Campus “poverty simulations” appear to be growing in popularity. A recent report in The College Fix looked seven different schools hosting these events; there are doubtlessly many more out there. The “simulations,” produced by activist and community organizations, purport to show students what it’s like to live as a poor person. Participants are divided into “families” that then experience simulated “months” of poor living, including going to social services, selling household items at a pawnbroker’s, and getting their children taken into protective custody.
It definitely sounds like a way to pass three hours on campus, if you’ve got no midterms coming up and no group projects to attend to. The idea that it teaches students anything meaningful about poverty is just silly. Poverty, of course, is not a monolithic experience—people experience it differently depending on their individual circumstances, income level, personal habits and numerous other personal and socio-political factors. Yet even the poverty that this simulation purports to mimic—one in which the threat of utility cutoffs and evictions is always looming large—cannot be encapsulated by a morning workshop. It’s almost insulting to pretend otherwise.

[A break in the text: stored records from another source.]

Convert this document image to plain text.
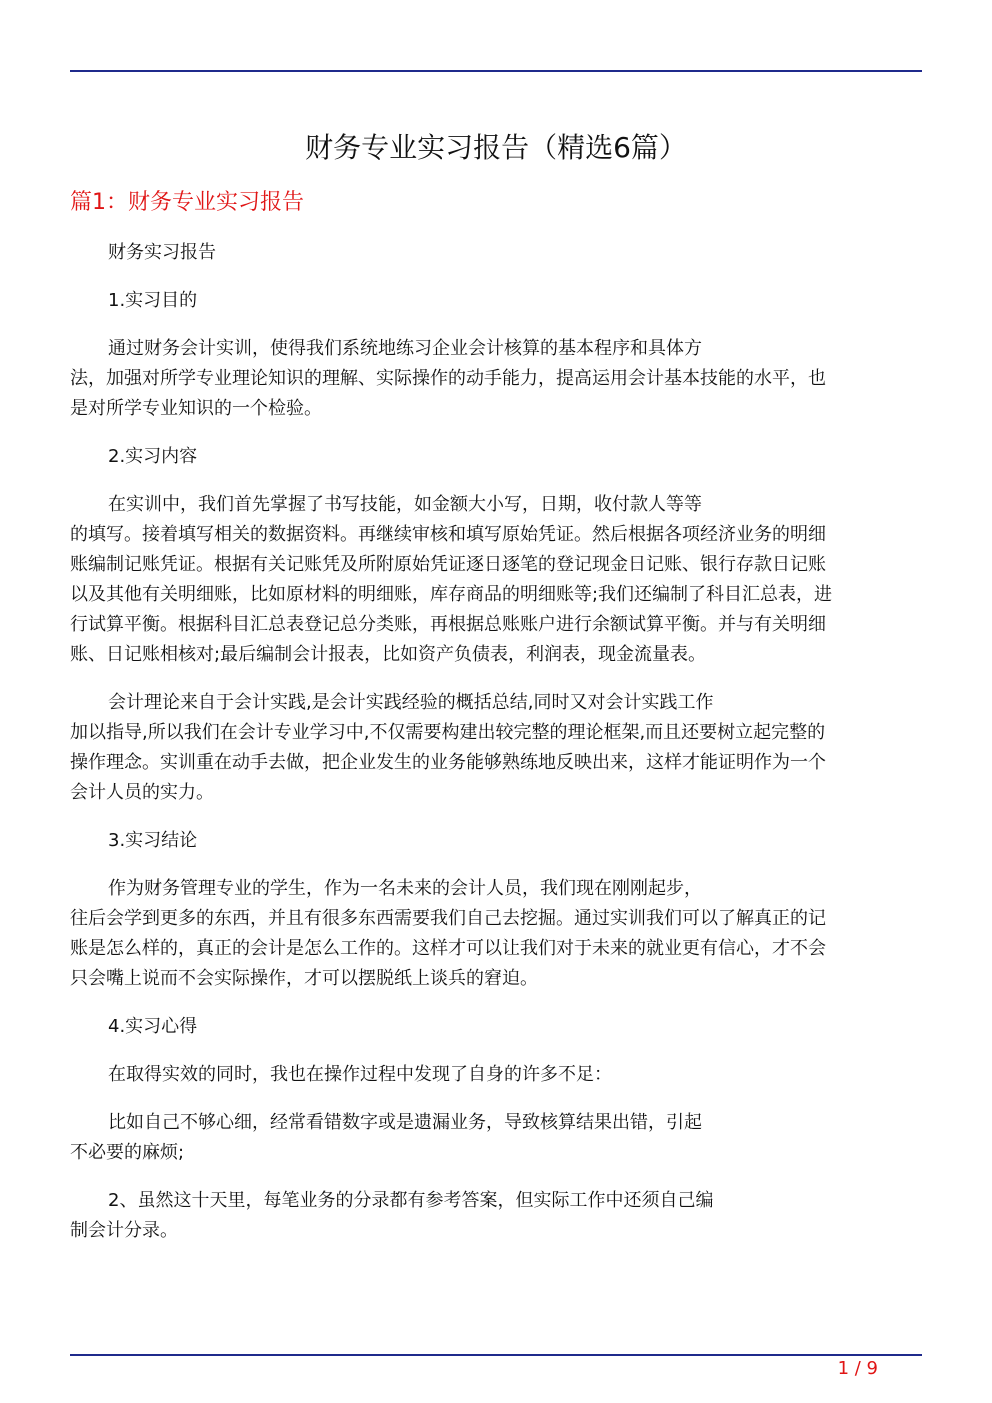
财务专业实习报告（精选6篇）
篇1：财务专业实习报告

财务实习报告

1.实习目的

通过财务会计实训，使得我们系统地练习企业会计核算的基本程序和具体方
法，加强对所学专业理论知识的理解、实际操作的动手能力，提高运用会计基本技能的水平，也
是对所学专业知识的一个检验。

2.实习内容

在实训中，我们首先掌握了书写技能，如金额大小写，日期，收付款人等等
的填写。接着填写相关的数据资料。再继续审核和填写原始凭证。然后根据各项经济业务的明细
账编制记账凭证。根据有关记账凭及所附原始凭证逐日逐笔的登记现金日记账、银行存款日记账
以及其他有关明细账，比如原材料的明细账，库存商品的明细账等;我们还编制了科目汇总表，进
行试算平衡。根据科目汇总表登记总分类账，再根据总账账户进行余额试算平衡。并与有关明细
账、日记账相核对;最后编制会计报表，比如资产负债表，利润表，现金流量表。

会计理论来自于会计实践,是会计实践经验的概括总结,同时又对会计实践工作
加以指导,所以我们在会计专业学习中,不仅需要构建出较完整的理论框架,而且还要树立起完整的
操作理念。实训重在动手去做，把企业发生的业务能够熟练地反映出来，这样才能证明作为一个
会计人员的实力。

3.实习结论

作为财务管理专业的学生，作为一名未来的会计人员，我们现在刚刚起步，
往后会学到更多的东西，并且有很多东西需要我们自己去挖掘。通过实训我们可以了解真正的记
账是怎么样的，真正的会计是怎么工作的。这样才可以让我们对于未来的就业更有信心，才不会
只会嘴上说而不会实际操作，才可以摆脱纸上谈兵的窘迫。

4.实习心得

在取得实效的同时，我也在操作过程中发现了自身的许多不足：

比如自己不够心细，经常看错数字或是遗漏业务，导致核算结果出错，引起
不必要的麻烦;

2、虽然这十天里，每笔业务的分录都有参考答案，但实际工作中还须自己编
制会计分录。

1 / 9
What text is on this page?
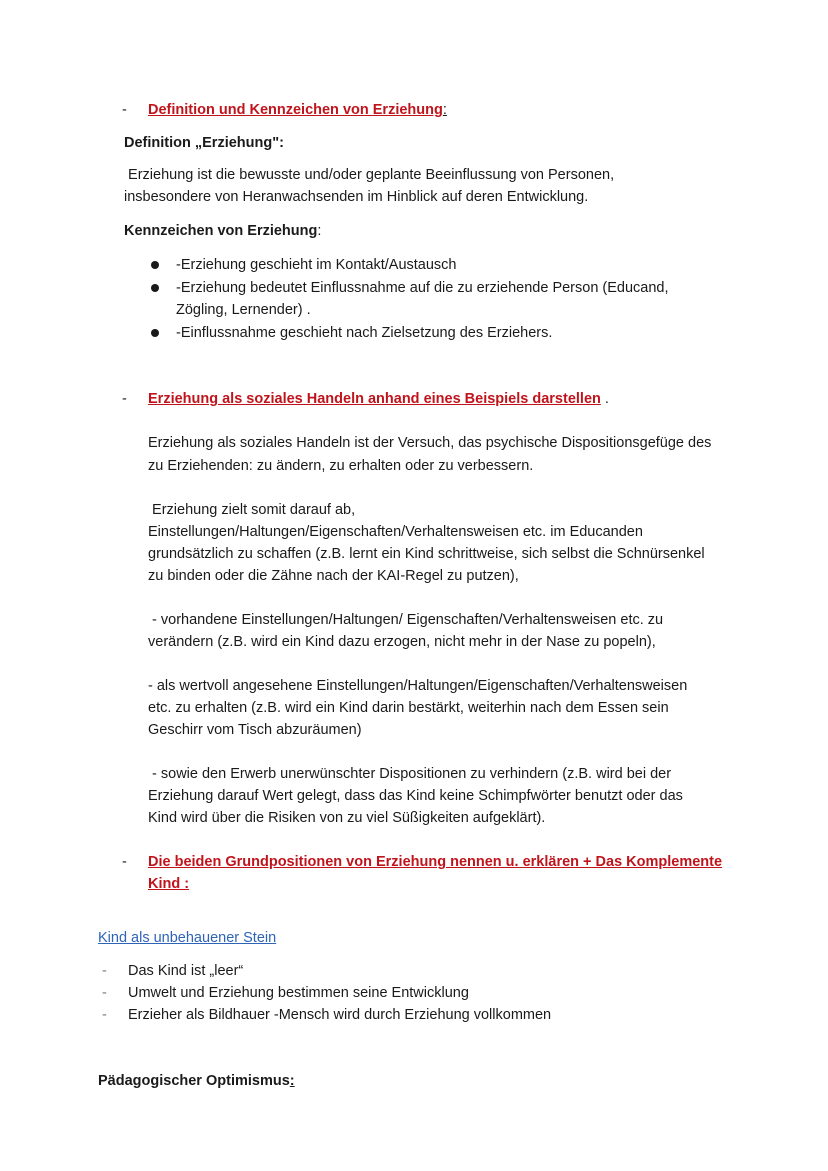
-	Definition und Kennzeichen von Erziehung:
Definition „Erziehung":
Erziehung ist die bewusste und/oder geplante Beeinflussung von Personen,
insbesondere von Heranwachsenden im Hinblick auf deren Entwicklung.
Kennzeichen von Erziehung:
-Erziehung geschieht im Kontakt/Austausch
-Erziehung bedeutet Einflussnahme auf die zu erziehende Person (Educand,
Zögling, Lernender) .
-Einflussnahme geschieht nach Zielsetzung des Erziehers.
-	Erziehung als soziales Handeln anhand eines Beispiels darstellen .
Erziehung als soziales Handeln ist der Versuch, das psychische Dispositionsgefüge des
zu Erziehenden: zu ändern, zu erhalten oder zu verbessern.
Erziehung zielt somit darauf ab,
Einstellungen/Haltungen/Eigenschaften/Verhaltensweisen etc. im Educanden
grundsätzlich zu schaffen (z.B. lernt ein Kind schrittweise, sich selbst die Schnürsenkel
zu binden oder die Zähne nach der KAI-Regel zu putzen),
- vorhandene Einstellungen/Haltungen/ Eigenschaften/Verhaltensweisen etc. zu
verändern (z.B. wird ein Kind dazu erzogen, nicht mehr in der Nase zu popeln),
- als wertvoll angesehene Einstellungen/Haltungen/Eigenschaften/Verhaltensweisen
etc. zu erhalten (z.B. wird ein Kind darin bestärkt, weiterhin nach dem Essen sein
Geschirr vom Tisch abzuräumen)
- sowie den Erwerb unerwünschter Dispositionen zu verhindern (z.B. wird bei der
Erziehung darauf Wert gelegt, dass das Kind keine Schimpfwörter benutzt oder das
Kind wird über die Risiken von zu viel Süßigkeiten aufgeklärt).
-	Die beiden Grundpositionen von Erziehung nennen u. erklären + Das Komplemente
Kind :
Kind als unbehauener Stein
-	Das Kind ist „leer“
-	Umwelt und Erziehung bestimmen seine Entwicklung
-	Erzieher als Bildhauer -Mensch wird durch Erziehung vollkommen
Pädagogischer Optimismus:
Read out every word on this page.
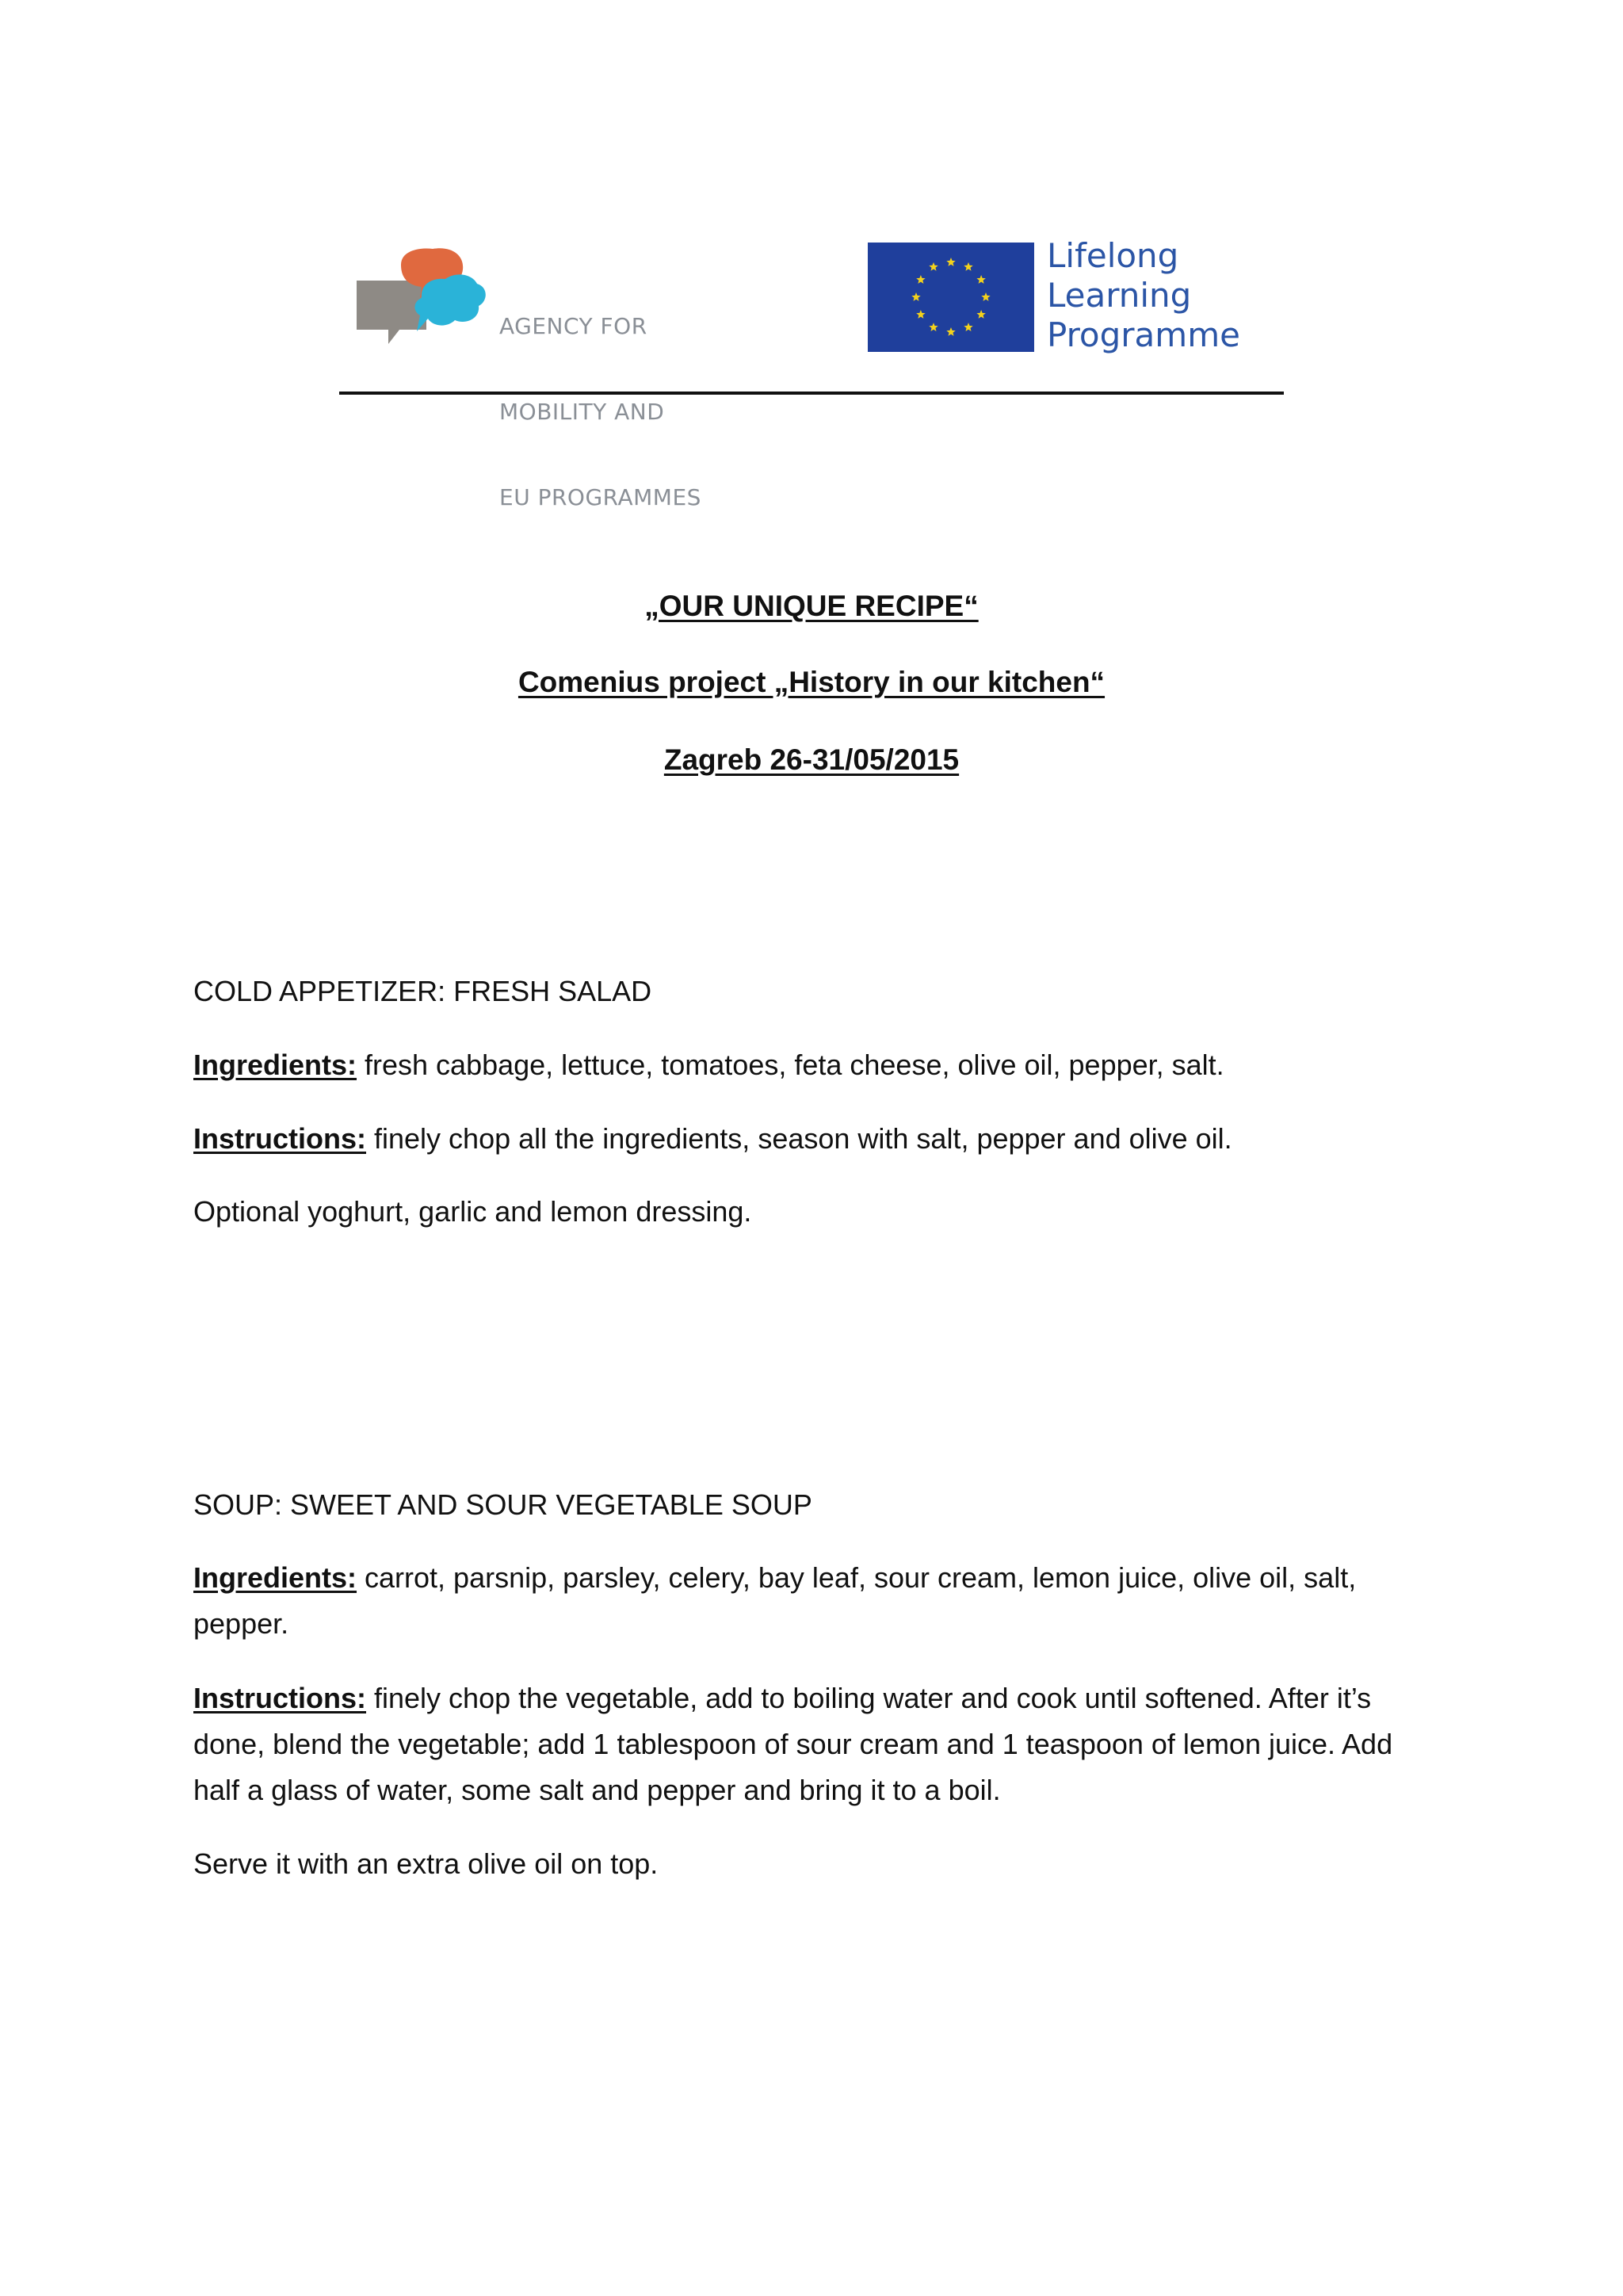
AGENCY FOR

MOBILITY AND

EU PROGRAMMES

Lifelong
Learning
Programme
„OUR UNIQUE RECIPE“
Comenius project „History in our kitchen“
Zagreb 26-31/05/2015
COLD APPETIZER: FRESH SALAD
Ingredients: fresh cabbage, lettuce, tomatoes, feta cheese, olive oil, pepper, salt.
Instructions: finely chop all the ingredients, season with salt, pepper and olive oil.
Optional yoghurt, garlic and lemon dressing.
SOUP: SWEET AND SOUR VEGETABLE SOUP
Ingredients: carrot, parsnip, parsley, celery, bay leaf, sour cream, lemon juice, olive oil, salt, pepper.
Instructions: finely chop the vegetable, add to boiling water and cook until softened. After it’s done, blend the vegetable; add 1 tablespoon of sour cream and 1 teaspoon of lemon juice. Add half a glass of water, some salt and pepper and bring it to a boil.
Serve it with an extra olive oil on top.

There is a tendency in modern academia to always want to do these types of things—workshops, seminars, “teach-ins,” any number of other activities that purport to educate students but in fact don’t really do that. Let’s be perfectly blunt: A week or two after attending a “poverty simulation,” participants probably won’t think about it at all, and it will have likely left little to no lasting impacting on their worldview. Everyone already knows poverty is bad; you don’t need a campus workshop to tell you that, and you don’t need one to teach you how to fix it. There are any number of ways to ameliorate poverty, chief among them a capitalist economy that creates jobs, generates wealth, and lifts countless numbers of people into better lives. Somehow it seems doubtful that’s what’s being taught at these “simulations.”